After two assassination attempts, the former president seems to be relishing the dangers of his job. Some at the Georgia-Alabama football game wondered if his appearance was wise.

Donald Trump waves to fans at a football game from a skybox.
Donald Trump with fans during the Alabama vs. Georgia football game in Tuscaloosa on Saturday.Credit...Doug Mills/The New York Times

Shawn McCreesh

Sept. 29, 2024, 7:14 p.m. ET

Chicken tenders and cynicism were flying through the air.

It was Saturday night in Tuscaloosa, Ala., and former President Donald J. Trump was in the bowels of Bryant-Denny Stadium at the University of Alabama, surrounded by screaming football fans. He began hurling boxes of chicken at them. His aides filmed his every movement, uploading the footage to social media.

One popular pro-Trump influencer reposted a video of Mr. Trump traipsing through the concourse, writing: “There have been two assassination attempts on this man in the past three months and he walks into a stadium full of 100,000 people like a boss. Next week he’s returning to the site where he was shot. Total badass.”

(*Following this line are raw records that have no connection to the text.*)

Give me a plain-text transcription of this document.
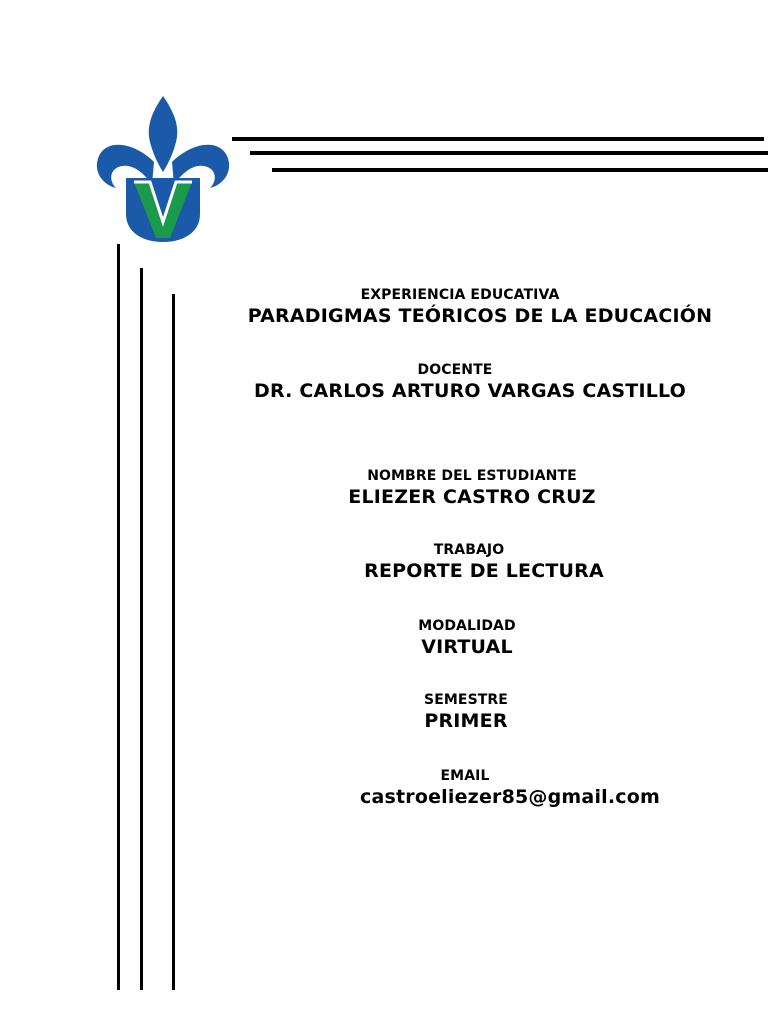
EXPERIENCIA EDUCATIVA
PARADIGMAS TEÓRICOS DE LA EDUCACIÓN
DOCENTE
DR. CARLOS ARTURO VARGAS CASTILLO
NOMBRE DEL ESTUDIANTE
ELIEZER CASTRO CRUZ
TRABAJO
REPORTE DE LECTURA
MODALIDAD
VIRTUAL
SEMESTRE
PRIMER
EMAIL
castroeliezer85@gmail.com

It was a perfect encapsulation of the ways in which Mr. Trump and those around him have plied the plots against his life for political benefit.

The shooting in Butler, Pa., which left two men dead, was a terrifying event that could be rewatched endlessly in the era of social media streaming. And it was shocking how close a second would-be assassin got to the former president weeks later at his golf club in Florida. These near misses have rattled the country and stirred memories of dark chapters in American political history.

Mr. Trump relives these attempts on his life at nearly every campaign stop. Lately he has taken to saying that he has one of the most dangerous professions in the world, more dangerous than racecar driving or bull riding. He has bragged about the mortal danger in which he finds himself (“they only go after consequential presidents”); used it as evidence of divine intervention (“God has now spared my life — it must have been God, thank you — not once, but twice”) and as inspiration for set design (he decorated the stage at the Republican National Convention in Milwaukee with images of his bloodied face).

There has been a new assassination threat against him from Iran, as retaliation for ordering the killing of the Iranian general Qassim Suleimani in early 2020, and some recent campaign events have been scaled back, modified or canceled altogether. “I am surrounded by more men, guns, and weapons than I have ever seen before,” he wrote on Truth Social last week.